KNOXVILLE, Tenn.-The Credit Union Committee on Declaration of Grievances is getting bigger and gaining traction.
David Proffitt said the committee that started with 32 CEOs earlier this year has now grown to 91. The committee was formed in an effort to "stop griping in the background" over NCUA's oversight of credit unions, and complain directly to Congress, asking that NCUA be placed under tighter controls (
"We're growing and our signers represent a wide geographic area now, and a wide range of assets sizes," said the CEO of the $176-million Alcoa Tennessee FCU.
Early in the second quarter the committee sent a seven-page letter listing their concerns to the House Financial Services Committee. Noted prominently was NCUA's supervision of the corporates, the hike in NCUA wages and expenditures at a time when credit unions are cutting back, and annual assessments that are placing a long-term financial burden on credit unions. The letter asserted that CUs are being "drained" by the recent actions of NCUA, as well as other federal agencies, all of which is ultimately harming consumers.
"I have spoken with representatives from Senator Bob Corker's (R-TN) office and Congressman (Jimmy) Duncan's (R-TN) office," said Proffitt. "Senator Corker is very active on financial regulatory issues...I think the committee, overall, has made an impact. After we posted our Declaration we saw credit union trade officials empowered to speak out on the same issues, and we've seen the federal regulators respond more publicly to try and defend their actions regarding these issues. But we don't expect them to change without true accountability to Congress."
Proffitt said the committee has been resending the letter to Congress. "And we have adopted the phrase 'regulatory extremism' to represent the actions of financial regulators that are scapegoating the everyday, middle-class credit unions.

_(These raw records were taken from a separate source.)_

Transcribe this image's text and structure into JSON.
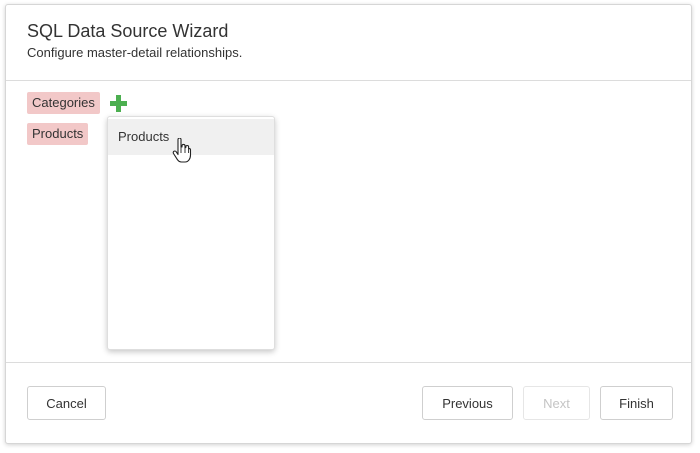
{
  "wizard": {
    "title": "SQL Data Source Wizard",
    "subtitle": "Configure master-detail relationships."
  },
  "tables": [
    {
      "label": "Categories"
    },
    {
      "label": "Products"
    }
  ],
  "dropdown": {
    "items": [
      {
        "label": "Products"
      }
    ]
  },
  "buttons": {
    "cancel": "Cancel",
    "previous": "Previous",
    "next": "Next",
    "finish": "Finish"
  },
  "colors": {
    "chip_background": "#f2c8c8",
    "add_icon": "#4caf50",
    "hover_background": "#f0f0f0"
  }
}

We see these regulations and assessments as taking our members' hard-earned money to perpetuate the financial regulators' control and gain of the system rather than the safety and soundness of credit unions."
Proffitt expects more CEOs to come on board in 2012.
"We recognize that members of Congress are the only ones who can affect change and accountability of the financial regulators," Proffitt told Credit Union Journal. "We are continuing our efforts in 2012 because we see more threats to credit unions coming as more regulations are being created within new financial regulatory agencies such as the CFPB. We may not have seen the worst yet."